MicroRNAs (miRNAs) are 19 to 23 nucleotide–long RNAs that post-transcriptionally regulate gene expression. Human cells express several hundred miRNAs which regulate important biological pathways such as development, proliferation, and apoptosis. Recently, 12 miRNA genes have been identified within the genome of Kaposi sarcoma–associated herpesvirus; however, their functions are still unknown. To identify host cellular genes that may be targeted by these novel viral regulators, we performed gene expression profiling in cells stably expressing KSHV-encoded miRNAs. Data analysis revealed a set of 81 genes whose expression was significantly changed in the presence of miRNAs. While the majority of changes were below 2-fold, eight genes were down-regulated between 4- and 20-fold. We confirmed miRNA-dependent regulation for three of these genes and found that protein levels of thrombospondin 1 (THBS1) were decreased >10-fold. THBS1 has previously been reported to be down-regulated in Kaposi sarcoma lesions and has known activity as a strong tumor suppressor and anti-angiogenic factor, exerting its anti-angiogenic effect in part by activating the latent form of TGF-β. We show that reduced THBS1 expression in the presence of viral miRNAs translates into decreased TGF-β activity. These data suggest that KSHV-encoded miRNAs may contribute directly to pathogenesis by down-regulation of THBS1, a major regulator of cell adhesion, migration, and angiogenesis.

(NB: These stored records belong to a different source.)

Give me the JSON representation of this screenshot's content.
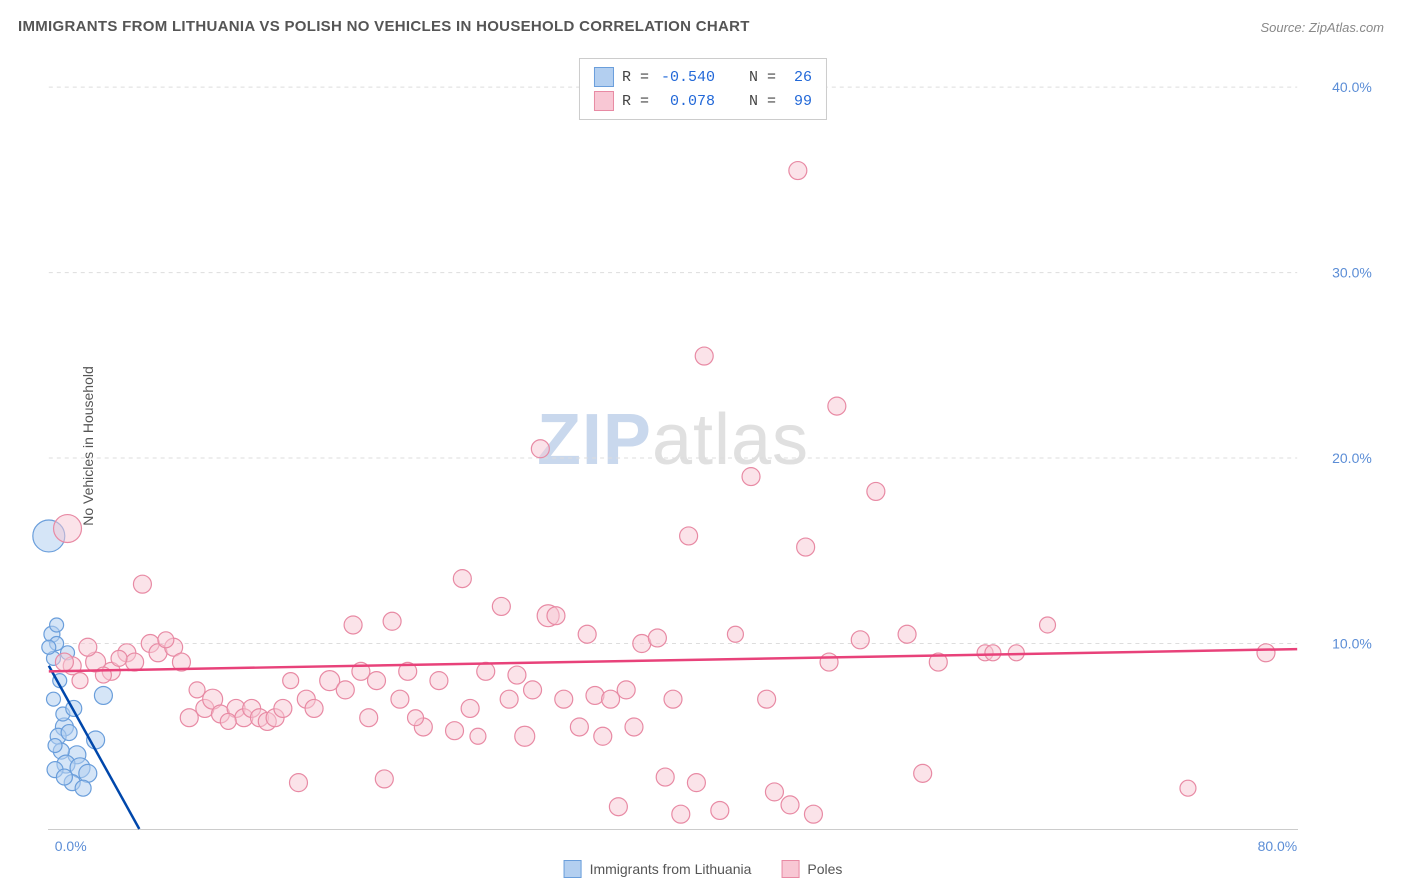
{
  "title": "IMMIGRANTS FROM LITHUANIA VS POLISH NO VEHICLES IN HOUSEHOLD CORRELATION CHART",
  "source": "Source: ZipAtlas.com",
  "y_label": "No Vehicles in Household",
  "watermark": {
    "part1": "ZIP",
    "part2": "atlas"
  },
  "chart": {
    "type": "scatter",
    "xlim": [
      0,
      80
    ],
    "ylim": [
      0,
      42
    ],
    "x_ticks": [
      {
        "value": 0,
        "label": "0.0%"
      },
      {
        "value": 80,
        "label": "80.0%"
      }
    ],
    "y_ticks": [
      {
        "value": 10,
        "label": "10.0%"
      },
      {
        "value": 20,
        "label": "20.0%"
      },
      {
        "value": 30,
        "label": "30.0%"
      },
      {
        "value": 40,
        "label": "40.0%"
      }
    ],
    "background_color": "#ffffff",
    "grid_color": "#dddddd",
    "axis_label_color": "#5b8dd6",
    "text_color": "#555555"
  },
  "series": [
    {
      "name": "Immigrants from Lithuania",
      "R": "-0.540",
      "N": "26",
      "fill_color": "#b3cff0",
      "stroke_color": "#6a9edb",
      "fill_opacity": 0.55,
      "line_color": "#0047ab",
      "trend": {
        "x1": 0,
        "y1": 8.8,
        "x2": 5.8,
        "y2": 0
      },
      "points": [
        {
          "x": 0.2,
          "y": 10.5,
          "r": 8
        },
        {
          "x": 0.5,
          "y": 10.0,
          "r": 7
        },
        {
          "x": 0.3,
          "y": 9.2,
          "r": 7
        },
        {
          "x": 0.0,
          "y": 15.8,
          "r": 16
        },
        {
          "x": 1.0,
          "y": 5.5,
          "r": 9
        },
        {
          "x": 0.6,
          "y": 5.0,
          "r": 8
        },
        {
          "x": 1.3,
          "y": 5.2,
          "r": 8
        },
        {
          "x": 1.8,
          "y": 4.0,
          "r": 9
        },
        {
          "x": 0.8,
          "y": 4.2,
          "r": 8
        },
        {
          "x": 1.1,
          "y": 3.5,
          "r": 9
        },
        {
          "x": 2.0,
          "y": 3.3,
          "r": 10
        },
        {
          "x": 0.4,
          "y": 3.2,
          "r": 8
        },
        {
          "x": 2.5,
          "y": 3.0,
          "r": 9
        },
        {
          "x": 1.5,
          "y": 2.5,
          "r": 8
        },
        {
          "x": 3.0,
          "y": 4.8,
          "r": 9
        },
        {
          "x": 0.9,
          "y": 6.2,
          "r": 7
        },
        {
          "x": 0.3,
          "y": 7.0,
          "r": 7
        },
        {
          "x": 0.5,
          "y": 11.0,
          "r": 7
        },
        {
          "x": 1.2,
          "y": 9.5,
          "r": 7
        },
        {
          "x": 0.7,
          "y": 8.0,
          "r": 7
        },
        {
          "x": 2.2,
          "y": 2.2,
          "r": 8
        },
        {
          "x": 1.6,
          "y": 6.5,
          "r": 8
        },
        {
          "x": 0.4,
          "y": 4.5,
          "r": 7
        },
        {
          "x": 1.0,
          "y": 2.8,
          "r": 8
        },
        {
          "x": 0.0,
          "y": 9.8,
          "r": 7
        },
        {
          "x": 3.5,
          "y": 7.2,
          "r": 9
        }
      ]
    },
    {
      "name": "Poles",
      "R": "0.078",
      "N": "99",
      "fill_color": "#f8c7d4",
      "stroke_color": "#e88aa4",
      "fill_opacity": 0.5,
      "line_color": "#e8427a",
      "trend": {
        "x1": 0,
        "y1": 8.5,
        "x2": 80,
        "y2": 9.7
      },
      "points": [
        {
          "x": 1.2,
          "y": 16.2,
          "r": 14
        },
        {
          "x": 3.0,
          "y": 9.0,
          "r": 10
        },
        {
          "x": 2.5,
          "y": 9.8,
          "r": 9
        },
        {
          "x": 1.5,
          "y": 8.8,
          "r": 9
        },
        {
          "x": 1.0,
          "y": 9.0,
          "r": 9
        },
        {
          "x": 4.0,
          "y": 8.5,
          "r": 9
        },
        {
          "x": 5.0,
          "y": 9.5,
          "r": 9
        },
        {
          "x": 5.5,
          "y": 9.0,
          "r": 9
        },
        {
          "x": 6.0,
          "y": 13.2,
          "r": 9
        },
        {
          "x": 6.5,
          "y": 10.0,
          "r": 9
        },
        {
          "x": 7.0,
          "y": 9.5,
          "r": 9
        },
        {
          "x": 8.0,
          "y": 9.8,
          "r": 9
        },
        {
          "x": 8.5,
          "y": 9.0,
          "r": 9
        },
        {
          "x": 9.0,
          "y": 6.0,
          "r": 9
        },
        {
          "x": 10.0,
          "y": 6.5,
          "r": 9
        },
        {
          "x": 10.5,
          "y": 7.0,
          "r": 10
        },
        {
          "x": 11.0,
          "y": 6.2,
          "r": 9
        },
        {
          "x": 12.0,
          "y": 6.5,
          "r": 9
        },
        {
          "x": 12.5,
          "y": 6.0,
          "r": 9
        },
        {
          "x": 13.0,
          "y": 6.5,
          "r": 9
        },
        {
          "x": 13.5,
          "y": 6.0,
          "r": 9
        },
        {
          "x": 14.0,
          "y": 5.8,
          "r": 9
        },
        {
          "x": 14.5,
          "y": 6.0,
          "r": 9
        },
        {
          "x": 15.0,
          "y": 6.5,
          "r": 9
        },
        {
          "x": 16.0,
          "y": 2.5,
          "r": 9
        },
        {
          "x": 16.5,
          "y": 7.0,
          "r": 9
        },
        {
          "x": 17.0,
          "y": 6.5,
          "r": 9
        },
        {
          "x": 18.0,
          "y": 8.0,
          "r": 10
        },
        {
          "x": 19.0,
          "y": 7.5,
          "r": 9
        },
        {
          "x": 19.5,
          "y": 11.0,
          "r": 9
        },
        {
          "x": 20.0,
          "y": 8.5,
          "r": 9
        },
        {
          "x": 20.5,
          "y": 6.0,
          "r": 9
        },
        {
          "x": 21.0,
          "y": 8.0,
          "r": 9
        },
        {
          "x": 21.5,
          "y": 2.7,
          "r": 9
        },
        {
          "x": 22.0,
          "y": 11.2,
          "r": 9
        },
        {
          "x": 22.5,
          "y": 7.0,
          "r": 9
        },
        {
          "x": 23.0,
          "y": 8.5,
          "r": 9
        },
        {
          "x": 24.0,
          "y": 5.5,
          "r": 9
        },
        {
          "x": 25.0,
          "y": 8.0,
          "r": 9
        },
        {
          "x": 26.0,
          "y": 5.3,
          "r": 9
        },
        {
          "x": 26.5,
          "y": 13.5,
          "r": 9
        },
        {
          "x": 27.0,
          "y": 6.5,
          "r": 9
        },
        {
          "x": 28.0,
          "y": 8.5,
          "r": 9
        },
        {
          "x": 29.0,
          "y": 12.0,
          "r": 9
        },
        {
          "x": 29.5,
          "y": 7.0,
          "r": 9
        },
        {
          "x": 30.0,
          "y": 8.3,
          "r": 9
        },
        {
          "x": 30.5,
          "y": 5.0,
          "r": 10
        },
        {
          "x": 31.0,
          "y": 7.5,
          "r": 9
        },
        {
          "x": 32.0,
          "y": 11.5,
          "r": 11
        },
        {
          "x": 32.5,
          "y": 11.5,
          "r": 9
        },
        {
          "x": 33.0,
          "y": 7.0,
          "r": 9
        },
        {
          "x": 34.0,
          "y": 5.5,
          "r": 9
        },
        {
          "x": 34.5,
          "y": 10.5,
          "r": 9
        },
        {
          "x": 35.0,
          "y": 7.2,
          "r": 9
        },
        {
          "x": 35.5,
          "y": 5.0,
          "r": 9
        },
        {
          "x": 36.0,
          "y": 7.0,
          "r": 9
        },
        {
          "x": 36.5,
          "y": 1.2,
          "r": 9
        },
        {
          "x": 37.0,
          "y": 7.5,
          "r": 9
        },
        {
          "x": 37.5,
          "y": 5.5,
          "r": 9
        },
        {
          "x": 38.0,
          "y": 10.0,
          "r": 9
        },
        {
          "x": 39.0,
          "y": 10.3,
          "r": 9
        },
        {
          "x": 39.5,
          "y": 2.8,
          "r": 9
        },
        {
          "x": 40.0,
          "y": 7.0,
          "r": 9
        },
        {
          "x": 40.5,
          "y": 0.8,
          "r": 9
        },
        {
          "x": 41.0,
          "y": 15.8,
          "r": 9
        },
        {
          "x": 41.5,
          "y": 2.5,
          "r": 9
        },
        {
          "x": 42.0,
          "y": 25.5,
          "r": 9
        },
        {
          "x": 43.0,
          "y": 1.0,
          "r": 9
        },
        {
          "x": 44.0,
          "y": 10.5,
          "r": 8
        },
        {
          "x": 45.0,
          "y": 19.0,
          "r": 9
        },
        {
          "x": 46.0,
          "y": 7.0,
          "r": 9
        },
        {
          "x": 46.5,
          "y": 2.0,
          "r": 9
        },
        {
          "x": 47.5,
          "y": 1.3,
          "r": 9
        },
        {
          "x": 48.0,
          "y": 35.5,
          "r": 9
        },
        {
          "x": 49.0,
          "y": 0.8,
          "r": 9
        },
        {
          "x": 48.5,
          "y": 15.2,
          "r": 9
        },
        {
          "x": 50.0,
          "y": 9.0,
          "r": 9
        },
        {
          "x": 50.5,
          "y": 22.8,
          "r": 9
        },
        {
          "x": 52.0,
          "y": 10.2,
          "r": 9
        },
        {
          "x": 53.0,
          "y": 18.2,
          "r": 9
        },
        {
          "x": 55.0,
          "y": 10.5,
          "r": 9
        },
        {
          "x": 56.0,
          "y": 3.0,
          "r": 9
        },
        {
          "x": 57.0,
          "y": 9.0,
          "r": 9
        },
        {
          "x": 60.0,
          "y": 9.5,
          "r": 8
        },
        {
          "x": 60.5,
          "y": 9.5,
          "r": 8
        },
        {
          "x": 62.0,
          "y": 9.5,
          "r": 8
        },
        {
          "x": 64.0,
          "y": 11.0,
          "r": 8
        },
        {
          "x": 73.0,
          "y": 2.2,
          "r": 8
        },
        {
          "x": 78.0,
          "y": 9.5,
          "r": 9
        },
        {
          "x": 2.0,
          "y": 8.0,
          "r": 8
        },
        {
          "x": 3.5,
          "y": 8.3,
          "r": 8
        },
        {
          "x": 4.5,
          "y": 9.2,
          "r": 8
        },
        {
          "x": 7.5,
          "y": 10.2,
          "r": 8
        },
        {
          "x": 11.5,
          "y": 5.8,
          "r": 8
        },
        {
          "x": 15.5,
          "y": 8.0,
          "r": 8
        },
        {
          "x": 23.5,
          "y": 6.0,
          "r": 8
        },
        {
          "x": 27.5,
          "y": 5.0,
          "r": 8
        },
        {
          "x": 31.5,
          "y": 20.5,
          "r": 9
        },
        {
          "x": 9.5,
          "y": 7.5,
          "r": 8
        }
      ]
    }
  ],
  "legend_top": {
    "rows": [
      {
        "swatch_fill": "#b3cff0",
        "swatch_stroke": "#6a9edb",
        "r_label": "R =",
        "r_val": "-0.540",
        "n_label": "N =",
        "n_val": "26"
      },
      {
        "swatch_fill": "#f8c7d4",
        "swatch_stroke": "#e88aa4",
        "r_label": "R =",
        "r_val": "0.078",
        "n_label": "N =",
        "n_val": "99"
      }
    ]
  },
  "legend_bottom": [
    {
      "swatch_fill": "#b3cff0",
      "swatch_stroke": "#6a9edb",
      "label": "Immigrants from Lithuania"
    },
    {
      "swatch_fill": "#f8c7d4",
      "swatch_stroke": "#e88aa4",
      "label": "Poles"
    }
  ]
}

Kaposi sarcoma–associated herpesvirus (KSHV) is a gamma-herpesvirus associated with Kaposi sarcoma, primary effusion lymphoma, and a subset of muticentric Castleman disease. Recently, it was found that KSHV encodes 12 microRNAs (miRNAs) within its latency-associated region. miRNAs are small ∼22 nucleotide-long single-stranded RNA molecules that act to inhibit gene expression by binding to target messenger RNAs (mRNAs). Because miRNAs bind to these targets with limited base pairing, it has been difficult to find targets. The goal of our study was to identify cellular mRNAs targeted by KSHV-encoded miRNAs. Microarray analysis of cells expressing the KSHV miRNAs revealed a set of 81 genes that were changed. Several genes are regulators of important functions such as blood vessel growth, cell proliferation, and cell death. One target, thrombospondin 1, is a potent inhibitor of blood vessel growth and is known to be down-regulated in Kaposi sarcoma tumors. Thrombospondin 1, which is targeted by multiple miRNAs, also showed reduced protein levels in our study. To our knowledge, our data describe the first targets for tumorvirus-encoded miRNAs and suggest that these novel regulators may have roles in pathogenesis.